ESSENTIAL UTILITIES, INC. AND SUBSIDIARIES Management’s Discussion and Analysis of Financial Condition and Results of Operations (continued) (In thousands of dollars, except per share amounts)
Our regulated water and gas business is capital intensive and requires a significant level of capital spending. Our consolidated balance sheet historically has had a negative working capital position, whereby routinely our current liabilities exceed our current assets. Management believes that internally-generated funds along with existing credit facilities and the proceeds from the issuance of commercial paper, other long-term debt and common equity will be adequate to provide sufficient working capital to maintain normal operations and to meet our financing requirements for at least the next twelve months. Our loan and debt agreements require us to comply with certain financial covenants, which among other things, subject to specific exceptions, limit the Company’s ratio of consolidated total indebtedness to consolidated total capitalization, and require a minimum level of earnings coverage over interest expense. During 2025, we were in compliance with our debt covenants under our credit facilities. Failure to comply with our debt covenants could result in an event of default, which could result in us being required to repay or refinance our borrowings before their due date, possibly limiting our future borrowings, and increasing our borrowing costs. In March 2024, the Company filed a new universal shelf registration with the Securities and Exchange Commission (SEC) to allow for the potential future offer and sale by the Company, from time to time, in one or more public offerings, of an indeterminate amount of our common stock, preferred stock, debt securities, and other securities specified therein at indeterminate prices. This registration statement is effective for three years and replaces a similar filing that expired in the second quarter of 2024. During the past three years, we issued common stock and long-term debt in offerings under this shelf registration statement. Refer to Note 12 – Long-term Debt and Loans Payable and Note 14 – Stockholders’ Equity in this Annual Report for further information regarding these financings. In addition, we have an acquisition shelf registration statement, which was filed with the SEC on February 27, 2015, to permit the offering from time to time of an aggregate of $500,000 of our common stock and shares of preferred stock in connection with acquisitions. The balance remaining available for use under the acquisition shelf registration as of December 31, 2025 is $487,155.

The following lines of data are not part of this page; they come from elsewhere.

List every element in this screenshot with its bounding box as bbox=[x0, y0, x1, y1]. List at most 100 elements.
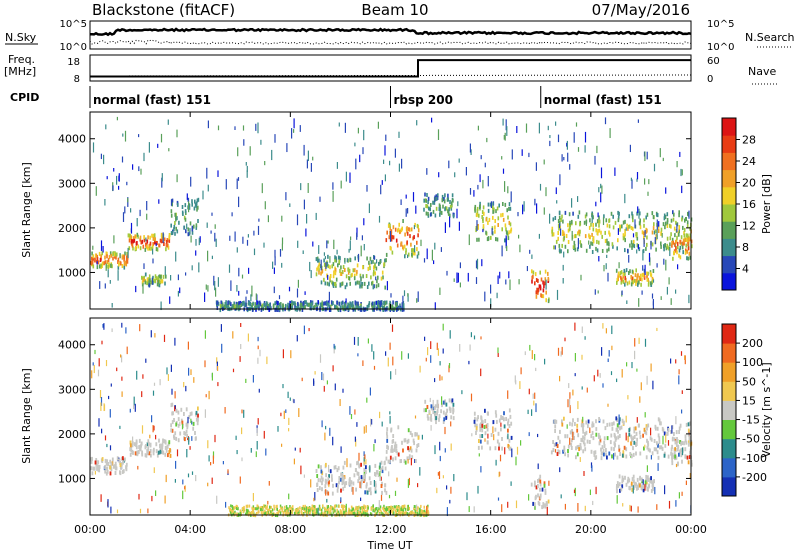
velocity-cell bbox=[687, 422, 690, 427]
velocity-cell bbox=[620, 487, 623, 492]
power-cell bbox=[638, 247, 641, 252]
velocity-cell bbox=[250, 511, 253, 515]
velocity-cell bbox=[550, 450, 553, 455]
power-cell bbox=[600, 183, 602, 189]
velocity-cell bbox=[689, 450, 691, 455]
velocity-cell bbox=[631, 477, 634, 482]
power-cell bbox=[91, 256, 93, 261]
power-cell bbox=[681, 241, 684, 246]
velocity-cell bbox=[105, 461, 108, 466]
velocity-cell bbox=[615, 416, 618, 421]
velocity-cell bbox=[354, 409, 356, 415]
velocity-cell bbox=[413, 507, 415, 511]
velocity-cell bbox=[619, 488, 621, 493]
power-cell bbox=[338, 122, 340, 127]
power-cell bbox=[303, 300, 306, 305]
velocity-cell bbox=[264, 511, 267, 515]
velocity-cell bbox=[231, 506, 234, 510]
velocity-cell bbox=[252, 493, 254, 502]
velocity-cell bbox=[439, 441, 441, 451]
power-cell bbox=[532, 270, 535, 275]
power-cell bbox=[522, 204, 524, 215]
velocity-cell bbox=[174, 431, 177, 436]
velocity-cell bbox=[345, 509, 347, 513]
power-cell bbox=[109, 251, 112, 256]
velocity-cell bbox=[186, 425, 189, 430]
velocity-cell bbox=[381, 511, 383, 515]
power-cell bbox=[377, 121, 379, 129]
velocity-cell bbox=[187, 341, 189, 350]
velocity-cell bbox=[594, 456, 597, 460]
power-cell bbox=[297, 279, 299, 288]
power-cell bbox=[606, 254, 608, 258]
power-cell bbox=[113, 168, 115, 172]
velocity-cell bbox=[373, 351, 375, 360]
power-cell bbox=[237, 177, 240, 181]
power-cell bbox=[536, 287, 538, 292]
velocity-cell bbox=[299, 506, 301, 510]
power-cell bbox=[631, 211, 633, 216]
velocity-cell bbox=[220, 324, 222, 332]
power-cell bbox=[541, 294, 543, 298]
velocity-cell bbox=[430, 425, 432, 431]
velocity-cell bbox=[130, 448, 133, 453]
power-cell bbox=[366, 285, 369, 289]
velocity-cell bbox=[497, 347, 499, 354]
power-cell bbox=[670, 232, 672, 237]
velocity-cell bbox=[614, 437, 617, 442]
velocity-cell bbox=[477, 415, 479, 420]
power-cell bbox=[476, 213, 478, 218]
velocity-cell bbox=[605, 448, 607, 452]
power-cell bbox=[676, 235, 678, 240]
velocity-cell bbox=[507, 428, 509, 433]
power-cell bbox=[359, 154, 361, 163]
velocity-cell bbox=[676, 439, 679, 444]
nave-tick-bottom: 0 bbox=[707, 74, 713, 85]
power-cell bbox=[360, 307, 363, 312]
velocity-cell bbox=[614, 442, 616, 447]
velocity-cell bbox=[449, 407, 452, 412]
velocity-cell bbox=[450, 421, 452, 427]
power-cell bbox=[374, 271, 376, 276]
velocity-cell bbox=[671, 425, 673, 434]
velocity-cell bbox=[576, 417, 579, 422]
power-cell bbox=[181, 205, 184, 209]
power-cell bbox=[535, 162, 537, 171]
velocity-cell bbox=[328, 464, 330, 473]
velocity-cell bbox=[583, 442, 586, 447]
velocity-cell bbox=[574, 422, 576, 426]
power-cell bbox=[122, 212, 125, 222]
velocity-cell bbox=[678, 452, 680, 457]
power-cell bbox=[446, 270, 448, 276]
velocity-cell bbox=[364, 512, 367, 516]
power-cell bbox=[660, 244, 662, 249]
velocity-cell bbox=[121, 322, 123, 328]
power-cell bbox=[392, 306, 394, 311]
power-cell bbox=[666, 245, 669, 250]
velocity-cell bbox=[373, 365, 376, 370]
power-cell bbox=[606, 241, 608, 246]
velocity-cell bbox=[537, 493, 539, 498]
velocity-cell bbox=[392, 434, 395, 438]
power-cell bbox=[349, 240, 351, 251]
power-cell bbox=[614, 167, 616, 176]
power-cell bbox=[288, 303, 291, 307]
velocity-cell bbox=[670, 430, 672, 434]
power-cell bbox=[299, 125, 301, 132]
power-cell bbox=[657, 224, 660, 229]
velocity-cell bbox=[282, 511, 285, 514]
velocity-cell bbox=[399, 511, 401, 515]
velocity-cell bbox=[236, 505, 238, 509]
power-cell bbox=[509, 279, 511, 290]
velocity-cell bbox=[296, 335, 298, 342]
power-cell bbox=[143, 152, 145, 162]
velocity-cell bbox=[294, 511, 296, 515]
power-cell bbox=[118, 175, 120, 182]
velocity-cell bbox=[480, 466, 482, 473]
velocity-cell bbox=[617, 429, 619, 434]
velocity-cell bbox=[619, 426, 621, 431]
power-cell bbox=[666, 220, 669, 225]
power-cell bbox=[416, 254, 419, 259]
power-cell bbox=[558, 248, 561, 253]
velocity-cell bbox=[559, 375, 561, 382]
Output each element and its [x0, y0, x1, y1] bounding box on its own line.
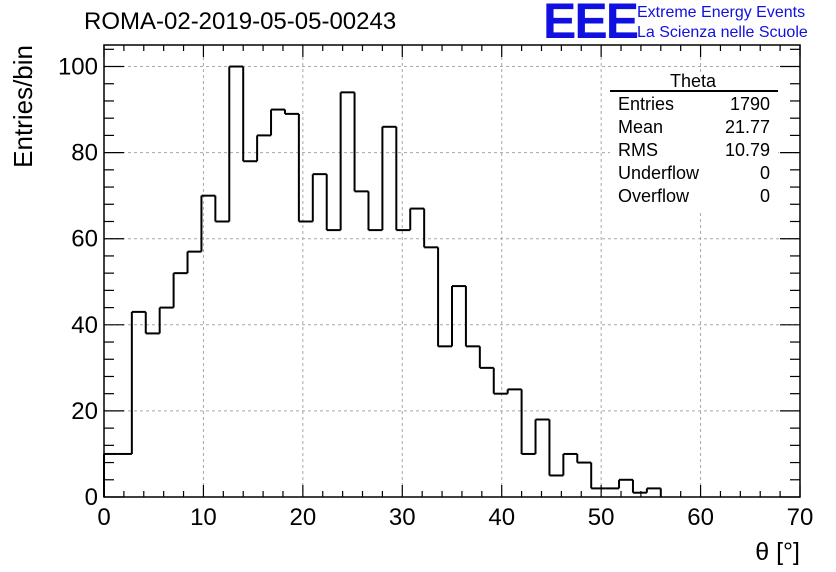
- logo-caption: Extreme Energy Events La Scienza nelle S…: [637, 3, 808, 43]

We will determine the form and terms of any further securities issued under the universal shelf registration statement and the acquisition shelf registration statement at the time of issuance.
We offer a Dividend Reinvestment and Direct Stock Purchase Plan (the Plan) that provides a convenient and economical way to purchase shares of the Company. Under the direct stock purchase portion of the Plan, shares are issued throughout the year. The dividend reinvestment portion of the Plan offers a five percent discount on the purchase of shares of common stock with reinvested dividends. As of the December 2025 dividend payment, holders of 3.5% of the common shares outstanding participated in the dividend reinvestment portion of the Plan. The shares issued under the Plan are either original issue shares or shares purchased by the Company’s transfer agent in the open-market. During the past three years, we have sold 1,280,212 original issue shares of common stock for net proceeds of $46,782 through the dividend reinvestment portion of the Plan, and we used the proceeds to invest in our operating subsidiaries, to repay short-term debt, and for general corporate purposes. In 2025, 2024, and 2023, we sold 416,037, 433,688, and 430,487 original issues shares of common stock for net proceeds of $15,301, $15,476, and $16,005, respectively, through the dividend reinvestment portion of the plan.